Ini hal biasa. Sosok bernama Millewi tak akan meneteskan air mata untuk sesuatu seperti ini. Jangankan buku. Kepalanya pernah menjadi landasan vas bunga. Ini hal kecil.

🎭🎭🎭

Jam istirahat tiba. Karena kantinnya terlalu jauh Maurice malas pergi ke sana. Dilihatnya Millhewi yang tidak terlihat ingin meninggalkan kelas. Dilanjutkan sesi investigasi.

"Aku masih penasaran tentang hantu yang kamu sebutkan. Sebenarnya apa?" tanya Maurice.
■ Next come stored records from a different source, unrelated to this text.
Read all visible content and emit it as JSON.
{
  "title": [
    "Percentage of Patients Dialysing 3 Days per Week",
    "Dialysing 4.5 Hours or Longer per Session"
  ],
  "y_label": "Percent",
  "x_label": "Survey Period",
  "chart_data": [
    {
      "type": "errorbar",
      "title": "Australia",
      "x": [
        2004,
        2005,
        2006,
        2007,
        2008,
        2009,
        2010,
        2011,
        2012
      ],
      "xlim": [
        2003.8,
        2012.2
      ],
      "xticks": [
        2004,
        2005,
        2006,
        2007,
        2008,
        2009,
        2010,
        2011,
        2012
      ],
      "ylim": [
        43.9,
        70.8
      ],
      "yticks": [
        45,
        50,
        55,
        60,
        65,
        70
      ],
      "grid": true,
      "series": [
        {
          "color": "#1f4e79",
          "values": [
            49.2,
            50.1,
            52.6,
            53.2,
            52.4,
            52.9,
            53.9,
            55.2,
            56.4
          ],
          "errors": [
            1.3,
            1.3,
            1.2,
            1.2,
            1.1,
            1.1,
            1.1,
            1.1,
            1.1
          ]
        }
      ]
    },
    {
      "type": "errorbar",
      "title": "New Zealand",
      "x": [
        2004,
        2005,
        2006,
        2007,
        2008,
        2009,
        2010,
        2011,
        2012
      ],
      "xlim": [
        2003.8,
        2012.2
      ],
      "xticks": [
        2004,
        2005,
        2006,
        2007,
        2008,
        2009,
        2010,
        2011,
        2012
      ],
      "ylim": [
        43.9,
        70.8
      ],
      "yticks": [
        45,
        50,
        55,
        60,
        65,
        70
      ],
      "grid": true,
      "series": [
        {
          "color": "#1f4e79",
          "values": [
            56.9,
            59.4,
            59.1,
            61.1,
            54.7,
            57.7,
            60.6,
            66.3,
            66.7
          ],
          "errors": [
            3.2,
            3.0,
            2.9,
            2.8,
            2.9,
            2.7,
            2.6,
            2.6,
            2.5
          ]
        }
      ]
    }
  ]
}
"Tidak usah banyak tanya. Suatu saat kamu akan melihatnya," jawab Millhewi.

"Jadi, hantu itu bukan kamu, 'kan?" tanya Maurice.

Millhewi memicing.

"E, eh maksudku, aduuh, ta, tadi..."

"Siapa? Jethro?" tanya Millhewi.

Saat sedang asyik mengobrol. Tiba-tiba Nismaya, Indah, Lakstiara, diikuti beberapa anggota kelas lainnya menghampiri mereka. Meskipun mereka datang. Millhewi tak menganggap mereka ada. Maurice malah salah tingkah. Buruk untuk Millhewi.

"Menyingkirlah, Maurice!" perintah Nismaya yang tingginya tidak mencapai dada Maurice angkuh.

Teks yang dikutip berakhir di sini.